An Interview with Joanne McLaughlin

Screenshot

Shalom!

Today’s interview is with Joanne McLaughlin.

1. What is the name of the story?

“Way, Way Out of the Building”

2. What was your motivation in writing it? Does it have special meaning?

When I was approached to contribute to Ruth and Ann’s Guide to Time Travel, I had a moment of insecurity. What could I possibly write? So I dug around my home office for a file of short stories I had written way back in time—OK, it was the 1990s—to see if I could find inspiration there. Much to my surprise, I did, in the printout of a never-published story about a nine-year-old boy and his odd hobby. Reading it again got my creative juices flowing.

“Way, Way Out of the Building” resulted, an altogether different story. If it has special meaning at all, it’s this: Life moves us, in just about every way you can define those words.

3. Bio

I am primarily a novelist, with four books published, a fifth just under contract, and a sixth in progress. For many years, my day job was journalist—as a reporter early on, then as an editor involved in coverage ranging from fashion to financial markets, community events to congressional races, urban planning to public health (including “Half/Vaxxed,” a public-media podcast about the strange rollout of COVID vaccines in Philadelphia).

4. What draws you to write short stories?
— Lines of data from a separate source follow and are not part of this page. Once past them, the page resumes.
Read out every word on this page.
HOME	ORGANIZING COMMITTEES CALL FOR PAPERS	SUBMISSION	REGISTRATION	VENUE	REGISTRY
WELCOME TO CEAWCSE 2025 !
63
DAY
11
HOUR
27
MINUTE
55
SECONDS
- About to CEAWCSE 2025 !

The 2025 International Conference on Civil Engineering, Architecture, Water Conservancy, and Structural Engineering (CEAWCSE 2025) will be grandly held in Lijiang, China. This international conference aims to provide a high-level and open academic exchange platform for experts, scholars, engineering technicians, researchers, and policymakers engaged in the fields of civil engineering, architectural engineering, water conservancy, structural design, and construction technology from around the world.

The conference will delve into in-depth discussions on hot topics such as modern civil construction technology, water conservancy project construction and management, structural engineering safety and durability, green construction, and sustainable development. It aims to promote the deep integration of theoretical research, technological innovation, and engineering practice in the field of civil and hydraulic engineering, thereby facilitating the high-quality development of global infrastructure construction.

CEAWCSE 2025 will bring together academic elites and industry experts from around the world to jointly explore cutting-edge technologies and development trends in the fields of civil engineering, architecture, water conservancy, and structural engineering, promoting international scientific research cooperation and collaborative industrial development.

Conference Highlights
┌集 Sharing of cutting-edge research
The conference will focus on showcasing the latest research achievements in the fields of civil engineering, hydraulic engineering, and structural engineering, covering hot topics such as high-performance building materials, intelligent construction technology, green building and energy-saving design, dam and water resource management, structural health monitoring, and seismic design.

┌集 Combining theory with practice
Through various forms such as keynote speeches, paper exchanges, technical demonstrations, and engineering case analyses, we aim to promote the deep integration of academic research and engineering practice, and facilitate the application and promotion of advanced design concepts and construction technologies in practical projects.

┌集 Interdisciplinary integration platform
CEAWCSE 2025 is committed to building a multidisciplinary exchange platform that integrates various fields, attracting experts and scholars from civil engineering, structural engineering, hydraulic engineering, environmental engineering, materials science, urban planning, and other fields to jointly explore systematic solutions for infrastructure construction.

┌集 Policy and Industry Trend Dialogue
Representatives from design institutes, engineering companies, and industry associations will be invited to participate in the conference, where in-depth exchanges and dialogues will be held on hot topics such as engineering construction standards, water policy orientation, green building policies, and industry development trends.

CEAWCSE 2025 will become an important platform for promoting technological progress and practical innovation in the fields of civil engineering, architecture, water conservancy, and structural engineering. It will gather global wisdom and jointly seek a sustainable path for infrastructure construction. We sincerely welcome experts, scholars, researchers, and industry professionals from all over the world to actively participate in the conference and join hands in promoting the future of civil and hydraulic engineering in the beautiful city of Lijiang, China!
A prompt or a straight line that I just can’t resist.

5. When did you write your first story, unpublished and then published?

My first short stories materialized when I was in elementary school, tales about superheroes mostly. In high school, I wrote “The Sodfather” and “The Munificent Eggplant Comes to Town,” both sadly rejected by the school’s literary journal. To this day, I cannot explain their agricultural themes; I am a city girl, born and bred.

About a half-dozen unpublished short stories from the 1990s, written when I was attending workshops with the Rittenhouse Writers’ Group in Philadelphia, remain in that previously mentioned file in my home office. I was just learning how to write fiction back then, learning how to loosen my journalistic, “just-the-facts” bounds and create worlds and captivating characters to inhabit them. Eventually, I started writing novels instead.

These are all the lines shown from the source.